While archery is still new to me - I have been practicing for almost five years - a lifetime of experience in adapting to my strengths has helped me rapidly find an approach to shooting a bow and arrow - giving me the ability to perform as well or in certain circumstances, better than my non-vision impaired archery friends. Sharing my archery journey through social media has also allowed me to connect with many like minded people, exchange experiences and establish some truly amazing friendships. But, as a public sharing platform, social media has also generated some doubt about the legitimacy of my low vision: “no way is this guy legally blind”. This scepticism is not limited to strangers online but surprisingly also encountered through people I know quite well, away from social media. I have come to believe, however, that if my ability to adapt and overcome my own limitations challenges the stereotypes of what it means to have low vision that it is in essence an unintended compliment; that I must be expressing myself honestly.

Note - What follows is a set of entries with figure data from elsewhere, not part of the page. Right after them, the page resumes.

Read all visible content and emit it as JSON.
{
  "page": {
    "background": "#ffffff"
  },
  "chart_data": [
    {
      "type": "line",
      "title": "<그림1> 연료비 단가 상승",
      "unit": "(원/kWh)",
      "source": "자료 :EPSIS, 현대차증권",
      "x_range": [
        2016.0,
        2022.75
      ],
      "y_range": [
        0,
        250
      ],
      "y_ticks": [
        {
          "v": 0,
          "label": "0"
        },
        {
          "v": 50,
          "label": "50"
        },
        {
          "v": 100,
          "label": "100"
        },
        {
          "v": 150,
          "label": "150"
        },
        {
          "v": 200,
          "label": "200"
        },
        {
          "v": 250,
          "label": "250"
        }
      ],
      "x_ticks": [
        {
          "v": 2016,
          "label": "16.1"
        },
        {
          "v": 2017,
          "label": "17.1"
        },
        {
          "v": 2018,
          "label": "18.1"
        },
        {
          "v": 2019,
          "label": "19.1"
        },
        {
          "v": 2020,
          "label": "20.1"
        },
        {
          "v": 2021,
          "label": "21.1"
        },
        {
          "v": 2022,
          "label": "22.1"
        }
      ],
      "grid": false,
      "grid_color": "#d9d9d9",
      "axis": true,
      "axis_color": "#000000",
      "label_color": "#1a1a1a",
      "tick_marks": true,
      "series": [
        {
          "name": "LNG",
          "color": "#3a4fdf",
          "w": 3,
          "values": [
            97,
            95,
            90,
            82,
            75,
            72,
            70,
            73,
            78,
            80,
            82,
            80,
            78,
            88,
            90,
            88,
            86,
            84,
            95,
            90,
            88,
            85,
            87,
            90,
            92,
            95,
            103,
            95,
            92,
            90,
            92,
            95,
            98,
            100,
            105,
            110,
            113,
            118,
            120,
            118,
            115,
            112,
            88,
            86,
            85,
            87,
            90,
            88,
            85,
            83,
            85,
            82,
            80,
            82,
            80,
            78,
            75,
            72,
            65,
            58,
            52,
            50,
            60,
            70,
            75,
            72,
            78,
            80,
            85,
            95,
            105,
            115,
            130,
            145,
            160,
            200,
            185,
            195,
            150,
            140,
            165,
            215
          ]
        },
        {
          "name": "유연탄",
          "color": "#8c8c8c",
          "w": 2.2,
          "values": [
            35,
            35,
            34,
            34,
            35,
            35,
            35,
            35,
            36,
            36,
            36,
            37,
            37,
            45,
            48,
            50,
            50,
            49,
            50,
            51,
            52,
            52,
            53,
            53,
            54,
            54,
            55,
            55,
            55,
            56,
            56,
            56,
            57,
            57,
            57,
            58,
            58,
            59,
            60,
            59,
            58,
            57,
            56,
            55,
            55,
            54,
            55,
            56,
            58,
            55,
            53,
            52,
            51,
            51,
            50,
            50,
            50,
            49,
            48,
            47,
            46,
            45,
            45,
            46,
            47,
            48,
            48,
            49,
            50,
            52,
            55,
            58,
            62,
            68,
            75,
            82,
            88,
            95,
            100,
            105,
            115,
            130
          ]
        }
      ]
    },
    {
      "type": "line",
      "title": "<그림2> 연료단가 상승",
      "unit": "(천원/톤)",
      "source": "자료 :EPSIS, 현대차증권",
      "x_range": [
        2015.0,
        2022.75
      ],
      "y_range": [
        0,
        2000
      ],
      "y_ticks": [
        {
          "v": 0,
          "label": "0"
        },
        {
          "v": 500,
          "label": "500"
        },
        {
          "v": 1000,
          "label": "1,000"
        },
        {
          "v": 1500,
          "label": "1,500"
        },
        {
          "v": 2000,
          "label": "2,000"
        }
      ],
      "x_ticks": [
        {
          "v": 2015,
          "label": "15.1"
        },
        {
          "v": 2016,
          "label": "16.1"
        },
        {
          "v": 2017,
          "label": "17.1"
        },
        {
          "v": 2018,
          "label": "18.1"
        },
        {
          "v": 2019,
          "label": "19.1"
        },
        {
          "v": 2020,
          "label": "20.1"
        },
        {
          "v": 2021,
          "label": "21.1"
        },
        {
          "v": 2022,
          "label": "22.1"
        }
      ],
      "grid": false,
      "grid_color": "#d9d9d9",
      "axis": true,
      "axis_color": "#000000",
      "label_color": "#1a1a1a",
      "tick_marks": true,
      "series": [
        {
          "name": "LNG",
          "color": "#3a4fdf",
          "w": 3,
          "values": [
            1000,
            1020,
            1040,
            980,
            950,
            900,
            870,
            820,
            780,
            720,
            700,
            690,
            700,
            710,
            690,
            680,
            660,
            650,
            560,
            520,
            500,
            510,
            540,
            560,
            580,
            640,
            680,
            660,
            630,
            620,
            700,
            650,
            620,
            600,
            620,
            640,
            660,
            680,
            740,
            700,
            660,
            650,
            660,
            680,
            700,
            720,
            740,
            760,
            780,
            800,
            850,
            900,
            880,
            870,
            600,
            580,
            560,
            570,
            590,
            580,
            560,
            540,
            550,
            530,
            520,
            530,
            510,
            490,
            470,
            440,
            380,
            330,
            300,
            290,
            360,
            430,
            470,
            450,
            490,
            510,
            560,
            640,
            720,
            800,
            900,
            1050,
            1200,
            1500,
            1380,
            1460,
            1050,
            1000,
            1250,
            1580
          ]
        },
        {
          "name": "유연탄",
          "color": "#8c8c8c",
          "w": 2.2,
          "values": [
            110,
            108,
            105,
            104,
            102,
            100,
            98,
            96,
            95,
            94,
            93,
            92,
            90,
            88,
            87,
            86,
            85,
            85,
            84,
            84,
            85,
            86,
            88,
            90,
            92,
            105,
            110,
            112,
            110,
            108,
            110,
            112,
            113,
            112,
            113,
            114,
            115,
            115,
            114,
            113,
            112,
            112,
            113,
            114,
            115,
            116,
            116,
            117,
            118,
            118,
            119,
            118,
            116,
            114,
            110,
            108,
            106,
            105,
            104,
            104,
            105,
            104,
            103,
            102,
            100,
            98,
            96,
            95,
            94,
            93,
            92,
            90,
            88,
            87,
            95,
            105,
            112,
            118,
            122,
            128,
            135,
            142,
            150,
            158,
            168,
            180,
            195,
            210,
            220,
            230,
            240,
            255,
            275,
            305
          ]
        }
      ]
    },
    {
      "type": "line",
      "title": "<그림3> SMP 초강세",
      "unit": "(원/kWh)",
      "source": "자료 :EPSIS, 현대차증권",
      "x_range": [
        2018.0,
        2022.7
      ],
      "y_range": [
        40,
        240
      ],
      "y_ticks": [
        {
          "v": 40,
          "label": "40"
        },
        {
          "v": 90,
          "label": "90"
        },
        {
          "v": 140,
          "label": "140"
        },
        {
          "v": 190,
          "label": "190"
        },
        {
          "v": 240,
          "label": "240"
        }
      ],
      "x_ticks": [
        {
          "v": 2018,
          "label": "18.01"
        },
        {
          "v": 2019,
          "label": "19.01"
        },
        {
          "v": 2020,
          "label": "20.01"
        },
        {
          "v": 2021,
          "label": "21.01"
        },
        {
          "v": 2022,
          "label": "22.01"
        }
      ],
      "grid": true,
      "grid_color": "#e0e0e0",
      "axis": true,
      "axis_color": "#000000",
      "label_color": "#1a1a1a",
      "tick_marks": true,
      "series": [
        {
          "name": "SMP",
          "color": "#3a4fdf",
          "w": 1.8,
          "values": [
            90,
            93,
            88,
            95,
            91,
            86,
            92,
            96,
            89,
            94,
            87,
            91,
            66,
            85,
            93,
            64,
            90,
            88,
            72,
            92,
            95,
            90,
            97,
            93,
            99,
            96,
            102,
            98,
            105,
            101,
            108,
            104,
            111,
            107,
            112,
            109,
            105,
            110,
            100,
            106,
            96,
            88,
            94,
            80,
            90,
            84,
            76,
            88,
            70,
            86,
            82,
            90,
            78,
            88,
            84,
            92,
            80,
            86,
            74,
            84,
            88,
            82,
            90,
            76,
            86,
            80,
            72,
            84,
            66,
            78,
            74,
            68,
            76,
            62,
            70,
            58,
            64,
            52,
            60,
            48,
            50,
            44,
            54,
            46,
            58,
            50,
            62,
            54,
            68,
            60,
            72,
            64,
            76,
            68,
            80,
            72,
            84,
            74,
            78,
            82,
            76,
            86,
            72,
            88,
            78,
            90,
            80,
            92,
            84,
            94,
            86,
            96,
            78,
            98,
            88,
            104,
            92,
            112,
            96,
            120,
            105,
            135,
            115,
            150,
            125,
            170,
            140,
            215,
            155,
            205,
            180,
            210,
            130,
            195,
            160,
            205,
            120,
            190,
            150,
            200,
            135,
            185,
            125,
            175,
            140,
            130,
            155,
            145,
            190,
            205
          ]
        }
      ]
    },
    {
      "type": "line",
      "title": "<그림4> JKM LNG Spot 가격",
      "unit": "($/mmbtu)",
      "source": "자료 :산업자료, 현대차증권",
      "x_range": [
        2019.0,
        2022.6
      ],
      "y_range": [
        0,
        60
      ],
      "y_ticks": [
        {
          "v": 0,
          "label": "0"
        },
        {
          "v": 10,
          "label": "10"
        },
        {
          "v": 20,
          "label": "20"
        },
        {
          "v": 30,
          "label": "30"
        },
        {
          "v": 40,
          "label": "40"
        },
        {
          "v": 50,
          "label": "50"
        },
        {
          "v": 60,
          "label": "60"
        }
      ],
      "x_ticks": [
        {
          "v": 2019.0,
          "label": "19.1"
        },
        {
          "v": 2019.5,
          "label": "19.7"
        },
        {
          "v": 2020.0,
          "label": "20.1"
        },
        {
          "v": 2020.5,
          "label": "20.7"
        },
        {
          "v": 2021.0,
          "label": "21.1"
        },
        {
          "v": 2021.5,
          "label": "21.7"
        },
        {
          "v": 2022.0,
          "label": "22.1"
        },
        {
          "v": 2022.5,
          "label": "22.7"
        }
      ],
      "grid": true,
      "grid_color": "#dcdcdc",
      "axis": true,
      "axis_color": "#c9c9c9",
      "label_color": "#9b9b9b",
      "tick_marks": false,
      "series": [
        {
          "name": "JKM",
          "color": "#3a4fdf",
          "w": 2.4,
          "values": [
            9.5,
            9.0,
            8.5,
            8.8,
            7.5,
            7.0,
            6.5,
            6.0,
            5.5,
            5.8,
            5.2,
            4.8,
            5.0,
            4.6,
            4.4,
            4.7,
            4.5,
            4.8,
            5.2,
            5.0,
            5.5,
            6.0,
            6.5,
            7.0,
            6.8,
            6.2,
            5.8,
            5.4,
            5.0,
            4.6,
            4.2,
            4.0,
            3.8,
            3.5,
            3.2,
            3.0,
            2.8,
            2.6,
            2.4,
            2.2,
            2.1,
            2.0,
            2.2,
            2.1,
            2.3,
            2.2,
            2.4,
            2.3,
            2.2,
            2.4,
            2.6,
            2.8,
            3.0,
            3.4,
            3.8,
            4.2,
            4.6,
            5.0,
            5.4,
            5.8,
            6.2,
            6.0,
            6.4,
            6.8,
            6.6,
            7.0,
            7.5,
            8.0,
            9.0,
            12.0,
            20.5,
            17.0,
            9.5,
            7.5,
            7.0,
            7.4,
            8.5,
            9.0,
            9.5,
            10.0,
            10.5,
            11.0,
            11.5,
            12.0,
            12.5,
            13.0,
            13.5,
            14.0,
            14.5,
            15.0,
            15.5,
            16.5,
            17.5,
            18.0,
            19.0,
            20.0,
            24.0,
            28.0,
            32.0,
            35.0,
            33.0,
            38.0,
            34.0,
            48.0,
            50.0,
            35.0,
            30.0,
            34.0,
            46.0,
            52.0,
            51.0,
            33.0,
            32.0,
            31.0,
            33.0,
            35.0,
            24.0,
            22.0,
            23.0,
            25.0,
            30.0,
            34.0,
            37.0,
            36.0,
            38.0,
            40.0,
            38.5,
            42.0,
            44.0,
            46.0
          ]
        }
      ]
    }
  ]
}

We all become experts in concealing what we perceive as weaknesses. I am quite skilled at hiding my vision impairment; it was, I thought, a helpful skill growing up to “fit in”, but has also led to unexpected downsides and dangerous situations. Lately, as a man in my mid 30s, I’ve been struggling with the balance to “fit in” and need to publicly display my low vision: in ways like using an ID cane after moving to a much larger and unfamiliar city, or using magnifiers at various new jobs. This resistance is my own way of attempting to conform to a stereotype - overcoming it is liberating. I also feel a great sense of satisfaction in disrupting the notion of a stereotype - so much so, that people find it difficult to understand how a legally blind person can so accurately shoot a target at distance.
There is still so much I have to learn - a lifelong quest to better understand myself and the complexities of how we individually and collectively experience the world around us. I also believe that in order to find our own path we need to break free: be fearless, open minded and companionate to others as well as ourselves. Forge your own path and you will better understand yourself as well as the people around you. It is only when we feel compelled to follow the crowd that we become “disabled” by our individual experiences.
I have often wondered if my interest in these pursuits is driven by a deeper desire - to overcome the stereotypes of what it means to be vision impaired. Would I have been as interested in them if I was born without Rod-Monochromatism? The answer I continually arrive at is yes. It is through these arts that I have learnt the most about myself and the world around me.